Les ongles en gelée prenaient forme. Un dégradé dans les tons lilas et pêche avec des détails encapsulés dans du papier irisé. Aitana appliquait chaque coup de pinceau comme si elle composait de la musique. Personne ne parlait pendant qu'il travaillait. Les seuls bruits étaient le bruit du tour, le cliquetis des téléphones portables et les commentaires chuchotés des autres filles qui regardaient avec envie.

-Regarde ces cuticules ! Ils sont parfaits, on dirait qu'ils n'ont même pas été touchés par une lame, murmura un promoteur à un autre.

-C'est le nouveau. Celui qui travaille au spa "Luna". Elle a les mains d'un chirurgien.

Aitana faisait semblant de ne pas l'entendre, mais au fond, chaque compliment était comme une coupe de champagne directement dirigée vers son estime de soi.

C'est alors qu'il l'a ressenti.

Ce regard. Cette présence.

Il n'a pas marché. Il a glissé. Comme si les gens lui cédaient la place sans qu'il le fasse.

Iker.

Haut. Élégant. Avec une chemise noire légèrement ouverte au niveau de la poitrine, laissant apparaître une chaîne dorée. Sa barbe de trois jours bien entretenue et cet air de « je sais exactement qui je suis et ce que je fais ». Un aimant.

Il s'est arrêté devant elle.

-Es-tu Aitana ?

Elle ne l'a même pas regardé tout de suite. Elle a fini de sceller le gel avec une lampe UV avant de lever les yeux. Quand elle l'a fait, ses yeux ont rencontré les siens. Une seconde a suffi pour que tout ce qui l'entourait devienne sans importance.
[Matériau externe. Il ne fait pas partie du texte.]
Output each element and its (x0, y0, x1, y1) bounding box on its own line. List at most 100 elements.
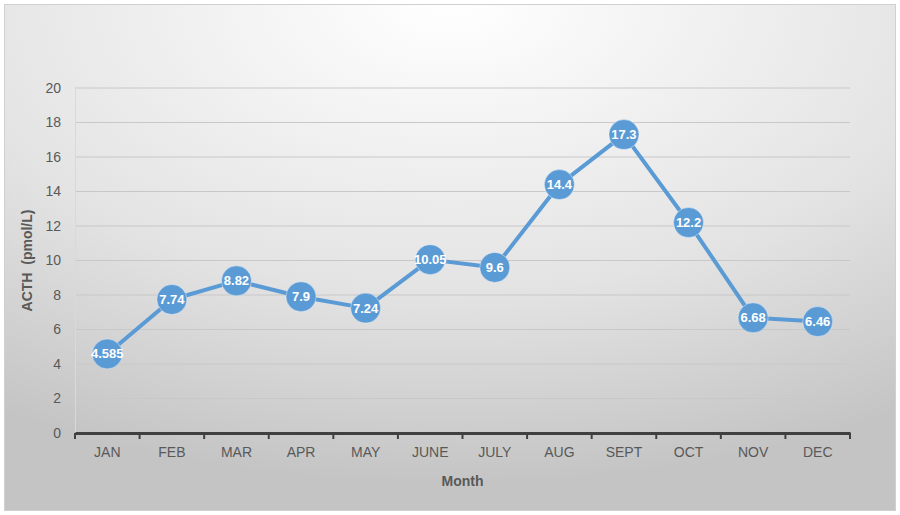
y-tick-label: 18 (45, 114, 61, 130)
grid-line (75, 157, 850, 158)
y-tick: 16 (45, 149, 75, 165)
y-tick: 6 (53, 321, 75, 337)
grid-line (75, 364, 850, 365)
x-tick: MAR (221, 433, 252, 460)
data-label: 6.46 (805, 314, 830, 329)
x-tick: SEPT (606, 433, 643, 460)
x-tick-label: SEPT (606, 444, 643, 460)
grid-line (75, 88, 850, 89)
marker (609, 120, 639, 150)
y-tick: 2 (53, 390, 75, 406)
y-tick-label: 10 (45, 252, 61, 268)
x-divider (849, 433, 851, 439)
x-tick: OCT (674, 433, 704, 460)
marker (544, 170, 574, 200)
y-axis-line (75, 89, 76, 434)
marker (803, 307, 833, 337)
grid-line (75, 398, 850, 399)
grid-line (75, 226, 850, 227)
x-tick: AUG (544, 433, 574, 460)
x-axis-title: Month (442, 473, 484, 489)
x-divider (268, 433, 270, 439)
x-divider (332, 433, 334, 439)
x-divider (139, 433, 141, 439)
y-tick: 20 (45, 80, 75, 96)
y-tick-label: 2 (53, 390, 61, 406)
x-axis: JAN FEB MAR APR MAY JUNE JULY AUG SEPT OCT NOV DEC (76, 433, 851, 460)
series-line (107, 135, 817, 354)
y-tick-label: 4 (53, 356, 61, 372)
y-tick: 14 (45, 183, 75, 199)
marker (221, 266, 251, 296)
x-tick: MAY (351, 433, 381, 460)
grid-line (75, 122, 850, 123)
marker (351, 293, 381, 323)
y-tick: 0 (53, 425, 75, 441)
background (5, 5, 896, 511)
grid-line (75, 260, 850, 261)
marker (157, 284, 187, 314)
grid-line (75, 329, 850, 330)
y-tick-label: 6 (53, 321, 61, 337)
data-label: 17.3 (611, 127, 636, 142)
data-label: 4.585 (91, 346, 124, 361)
data-label: 6.68 (740, 310, 765, 325)
y-tick-label: 12 (45, 218, 61, 234)
x-tick-label: AUG (544, 444, 574, 460)
y-tick-label: 16 (45, 149, 61, 165)
data-label: 7.74 (159, 292, 185, 307)
x-tick: APR (287, 433, 316, 460)
y-tick: 12 (45, 218, 75, 234)
data-label: 7.24 (353, 301, 379, 316)
y-tick-label: 20 (45, 80, 61, 96)
data-label: 7.9 (292, 289, 310, 304)
x-tick-label: MAR (221, 444, 252, 460)
x-tick: NOV (738, 433, 769, 460)
x-tick-label: NOV (738, 444, 769, 460)
x-tick-label: OCT (674, 444, 704, 460)
x-tick-label: JULY (478, 444, 512, 460)
y-axis-title: ACTH (pmol/L) (19, 210, 35, 312)
data-label: 10.05 (414, 252, 447, 267)
marker (674, 208, 704, 238)
x-tick: DEC (803, 433, 833, 460)
x-tick-label: MAY (351, 444, 381, 460)
data-label: 12.2 (676, 215, 701, 230)
x-tick-label: JUNE (412, 444, 449, 460)
data-labels: 4.5857.748.827.97.2410.059.614.417.312.2… (91, 127, 830, 361)
x-divider (655, 433, 657, 439)
y-tick: 10 (45, 252, 75, 268)
x-divider (526, 433, 528, 439)
marker (480, 252, 510, 282)
y-tick-label: 14 (45, 183, 61, 199)
x-tick: JULY (478, 433, 512, 460)
x-tick: FEB (158, 433, 185, 460)
grid (75, 88, 850, 433)
chart: 0 2 4 6 8 10 12 14 16 18 20 JAN FEB MAR APR MAY JUNE JULY… (0, 0, 900, 515)
x-divider (397, 433, 399, 439)
plot-area (92, 120, 832, 369)
x-tick-label: APR (287, 444, 316, 460)
x-divider (203, 433, 205, 439)
x-divider (591, 433, 593, 439)
x-divider (74, 433, 76, 439)
y-tick: 18 (45, 114, 75, 130)
x-dividers (75, 433, 850, 439)
marker (286, 282, 316, 312)
y-axis: 0 2 4 6 8 10 12 14 16 18 20 (45, 80, 75, 441)
grid-line (75, 191, 850, 192)
data-label: 9.6 (486, 260, 504, 275)
y-tick-label: 0 (53, 425, 61, 441)
data-label: 8.82 (224, 273, 249, 288)
x-tick-label: FEB (158, 444, 185, 460)
y-tick-label: 8 (53, 287, 61, 303)
x-tick: JUNE (412, 433, 449, 460)
x-tick-label: DEC (803, 444, 833, 460)
x-tick-label: JAN (94, 444, 120, 460)
y-tick: 4 (53, 356, 75, 372)
x-divider (784, 433, 786, 439)
x-divider (720, 433, 722, 439)
marker (738, 303, 768, 333)
y-tick: 8 (53, 287, 75, 303)
x-tick: JAN (94, 433, 120, 460)
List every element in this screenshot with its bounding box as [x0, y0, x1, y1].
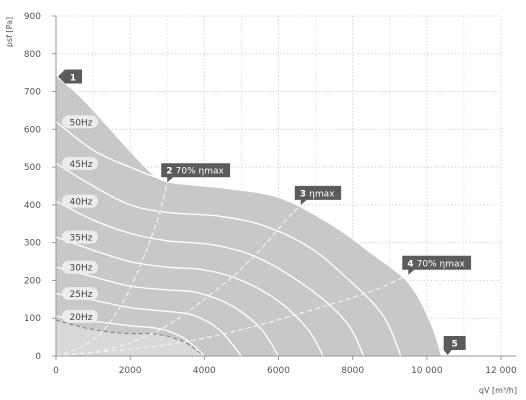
marker-label: 70% ηmax: [176, 167, 225, 177]
hz-label: 50Hz: [70, 118, 93, 128]
axes: 0 2000 4000 6000 8000 10 000 12 000 0 100 200 300 4…: [5, 12, 517, 395]
point-marker-3: 3 ηmax: [294, 185, 342, 205]
hz-label: 20Hz: [70, 313, 93, 323]
efficiency-line-3: [55, 274, 409, 357]
point-marker-5: 5: [443, 336, 466, 355]
x-tick-label: 10 000: [411, 366, 443, 376]
hz-label-bg: [62, 194, 98, 208]
efficiency-line-1: [55, 182, 168, 357]
marker-tag: [402, 255, 472, 275]
y-tick-label: 300: [24, 239, 41, 249]
marker-number: 4: [407, 259, 416, 269]
y-axis-title: psf [Pa]: [5, 17, 14, 47]
marker-tag: [58, 69, 82, 84]
x-axis-title: qV [m³/h]: [479, 386, 517, 395]
x-tick-label: 2000: [119, 366, 142, 376]
marker-text: 1: [70, 73, 76, 83]
hz-label: 30Hz: [70, 264, 93, 274]
marker-tag: [294, 185, 342, 205]
y-tick-label: 400: [24, 201, 41, 211]
y-tick-label: 800: [24, 50, 41, 60]
curve-25hz: [55, 293, 242, 357]
marker-tag: [161, 163, 231, 183]
y-tick-label: 600: [24, 125, 41, 135]
point-marker-2: 2 70% ηmax: [161, 163, 231, 183]
efficiency-line-2: [55, 204, 302, 357]
hz-label-bg: [62, 309, 98, 323]
hz-label: 45Hz: [70, 160, 93, 170]
hz-label-bg: [62, 260, 98, 274]
curve-45hz: [55, 162, 402, 357]
hz-label-bg: [62, 230, 98, 244]
curve-50hz: [55, 121, 443, 357]
hz-label: 25Hz: [70, 290, 93, 300]
marker-text: 4 70% ηmax: [407, 259, 465, 269]
y-tick-label: 500: [24, 163, 41, 173]
hz-label: 40Hz: [70, 198, 93, 208]
marker-text: 2 70% ηmax: [166, 167, 224, 177]
y-tick-label: 100: [24, 314, 41, 324]
y-tick-label: 0: [35, 352, 41, 362]
curve-35hz: [55, 236, 324, 357]
point-marker-1: 1: [58, 69, 82, 84]
y-tick-label: 200: [24, 276, 41, 286]
operating-area: [55, 76, 442, 357]
marker-text: 5: [452, 340, 458, 350]
x-tick-label: 8000: [341, 366, 364, 376]
efficiency-lines: [55, 182, 409, 357]
hz-label-bg: [62, 156, 98, 170]
inner-area-boundary: [55, 319, 205, 357]
x-tick-label: 12 000: [485, 366, 517, 376]
marker-tag: [443, 336, 466, 355]
y-tick-label: 700: [24, 88, 41, 98]
point-marker-4: 4 70% ηmax: [402, 255, 472, 275]
curve-40hz: [55, 200, 365, 357]
inner-area-fill: [56, 320, 205, 356]
hz-label-bg: [62, 287, 98, 301]
marker-label: 70% ηmax: [417, 259, 466, 269]
marker-label: ηmax: [309, 189, 335, 199]
x-tick-label: 4000: [193, 366, 216, 376]
marker-text: 3 ηmax: [300, 189, 335, 199]
marker-number: 2: [166, 167, 175, 177]
hz-label-bg: [62, 115, 98, 129]
x-tick-label: 6000: [267, 366, 290, 376]
operating-area-fill: [56, 76, 442, 357]
marker-number: 3: [300, 189, 309, 199]
y-tick-label: 900: [24, 12, 41, 22]
x-tick-label: 0: [53, 366, 59, 376]
labels: 50Hz 45Hz 40Hz 35Hz 30Hz 25Hz 20Hz 1 2 70% ηmax 3…: [58, 69, 472, 355]
hz-label: 35Hz: [70, 234, 93, 244]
-Et toi, qui es-tu ? Des experts en cuticules ? -dit-il avec un demi-sourire.

-Non, mais je reconnais le talent quand j'en vois. Je suis Iker. Je dirige Glow Agency, les promoteurs avec lesquels vous travaillez aujourd'hui.
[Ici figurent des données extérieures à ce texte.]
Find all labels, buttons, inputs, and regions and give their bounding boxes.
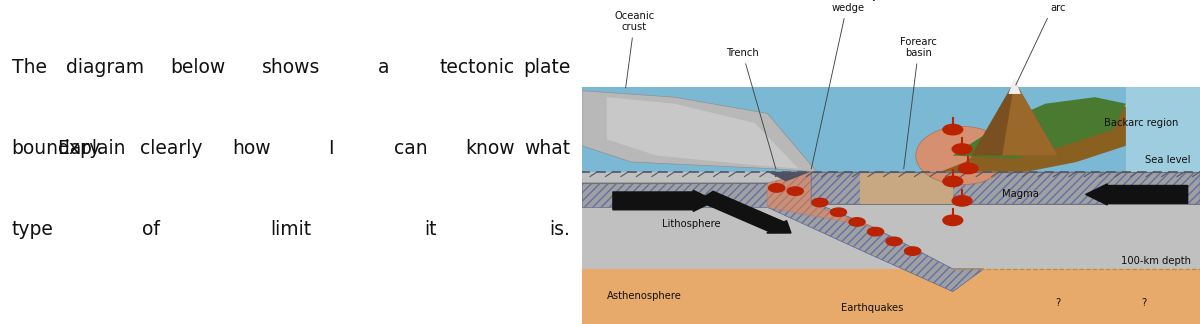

Aitana hocha la tête sans baisser sa garde.

-Ravi de vous rencontrer. J'ai déjà servi trois de vos filles. Ils ont des goûts chers et des ongles abîmés. Mais cela peut être corrigé.

« J'ai entendu parler de toi », répondit-il. Une manucure avec du caractère. J'aime ça.
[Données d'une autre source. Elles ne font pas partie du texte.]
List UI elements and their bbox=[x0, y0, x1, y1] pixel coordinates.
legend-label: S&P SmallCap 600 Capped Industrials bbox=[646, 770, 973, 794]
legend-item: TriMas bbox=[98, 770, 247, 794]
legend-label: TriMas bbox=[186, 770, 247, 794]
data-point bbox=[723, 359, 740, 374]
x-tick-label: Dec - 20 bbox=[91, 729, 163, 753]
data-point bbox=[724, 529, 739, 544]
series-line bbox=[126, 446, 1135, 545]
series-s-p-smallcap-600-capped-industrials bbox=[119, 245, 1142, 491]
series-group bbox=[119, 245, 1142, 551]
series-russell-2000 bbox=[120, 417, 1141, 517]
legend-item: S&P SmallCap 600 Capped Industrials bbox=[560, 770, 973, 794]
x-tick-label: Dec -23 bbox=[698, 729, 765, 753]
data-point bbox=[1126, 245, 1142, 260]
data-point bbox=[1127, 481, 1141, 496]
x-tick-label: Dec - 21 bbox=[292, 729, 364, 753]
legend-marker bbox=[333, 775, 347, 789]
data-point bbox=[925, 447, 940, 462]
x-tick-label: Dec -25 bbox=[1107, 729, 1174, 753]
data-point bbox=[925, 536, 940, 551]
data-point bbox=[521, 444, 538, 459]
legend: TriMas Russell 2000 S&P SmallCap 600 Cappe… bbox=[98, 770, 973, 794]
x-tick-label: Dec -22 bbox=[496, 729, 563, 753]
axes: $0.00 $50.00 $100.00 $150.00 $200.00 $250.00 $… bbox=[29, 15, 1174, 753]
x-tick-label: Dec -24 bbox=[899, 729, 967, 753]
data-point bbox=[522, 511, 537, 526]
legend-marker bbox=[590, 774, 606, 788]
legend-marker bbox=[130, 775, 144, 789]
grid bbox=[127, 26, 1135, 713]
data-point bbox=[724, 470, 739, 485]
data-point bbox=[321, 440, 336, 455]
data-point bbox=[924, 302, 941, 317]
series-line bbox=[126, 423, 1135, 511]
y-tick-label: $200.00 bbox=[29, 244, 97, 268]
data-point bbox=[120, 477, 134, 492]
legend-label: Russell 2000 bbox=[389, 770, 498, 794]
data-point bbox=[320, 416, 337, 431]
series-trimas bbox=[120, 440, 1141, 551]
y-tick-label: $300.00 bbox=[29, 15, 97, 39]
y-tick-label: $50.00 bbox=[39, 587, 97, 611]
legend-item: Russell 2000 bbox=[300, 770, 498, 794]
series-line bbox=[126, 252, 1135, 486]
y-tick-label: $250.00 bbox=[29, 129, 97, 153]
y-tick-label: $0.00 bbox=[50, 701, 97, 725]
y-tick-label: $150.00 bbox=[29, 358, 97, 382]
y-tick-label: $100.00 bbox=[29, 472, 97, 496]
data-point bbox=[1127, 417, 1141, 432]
-Et j'aime être respecté pour mon travail, pas pour mon apparence.

-Et si j'aime les deux ?

Elle est restée silencieuse. Il aurait pu lui répondre par quelque chose de sarcastique, mais il a choisi de soutenir son regard. La tension était épaisse, comme si l'air s'était épaissi entre eux.

-Avez-vous un agenda ouvert cette semaine ? -il a demandé. J'organise une campagne pour un nouveau groupe de promoteurs. Je veux que tu leur fasses les ongles. Quelque chose de sexy, de moderne, mais pas vulgaire.

-Ça dépend. Combien paient-ils ?

-De quoi que cela vaille la peine. Et peut-être aussi pour que tu puisses me faire un de tes sourires.

Claudia, qui se tenait à quelques mètres, les regardait avec les yeux grands ouverts. Dès qu'Iker s'est éloigné pour parler à l'un de ses modèles, il a couru vers Aitana.

-Tu sais qui c'est ?!Iker Valverde ! L'Iker ! Propriétaire de l'agence la plus recherchée de la ville. Il sort avec la moitié de son Instagram et l'autre moitié le veut. Et il vient de vous inviter à travailler avec lui !

Aitana a glissé une mèche de cheveux derrière son oreille. Elle voulait paraître calme, mais son cœur battait comme s'il allait exploser sous sa blouse blanche.

-Il vient de me proposer un travail.

-Oui, du travail et autre chose... Regarde comme il te regardait. Comme si vous étiez une œuvre d'art avec de l'émail.

-Et s'il veut juste m'utiliser ? - murmura Aitana, soudainement incertaine.

-Alors fais-toi bien servir. Mais c'est toi qui es responsable.

Aitana regarda sa table. La brillance des ongles fraîchement posés. Ses outils étaient alignés. Ses pinceaux en ordre. Et au milieu de tout ça... la carte d'Iker.

Il le prit entre ses doigts. Le nom « Iker Valverde » a été gravé en or mat sur fond noir. Au dos, juste un numéro de téléphone.

"Un homme qui ne met pas son Instagram sur sa carte... est déjà un mystère", murmura-t-il.

Ce soir-là, en rentrant chez elle, elle s'est assise devant le miroir et a déballé sa trousse de vernis à ongles. Un par un, il les nettoya. La gelée rose, le top coat velours, le pinceau liner 01. Tout devait être parfait. De l'extérieur, elle ressemblait à n'importe quelle autre fille qui travaille. Mais à l'intérieur, elle sentait des papillons pailletés voleter dans son estomac.

Et même si je ne le savais pas à ce moment-là, cette nuit-là, je n'avais pas simplement rencontré un homme.

Il avait connu la part d'elle qui pouvait perdre la tête... par amour.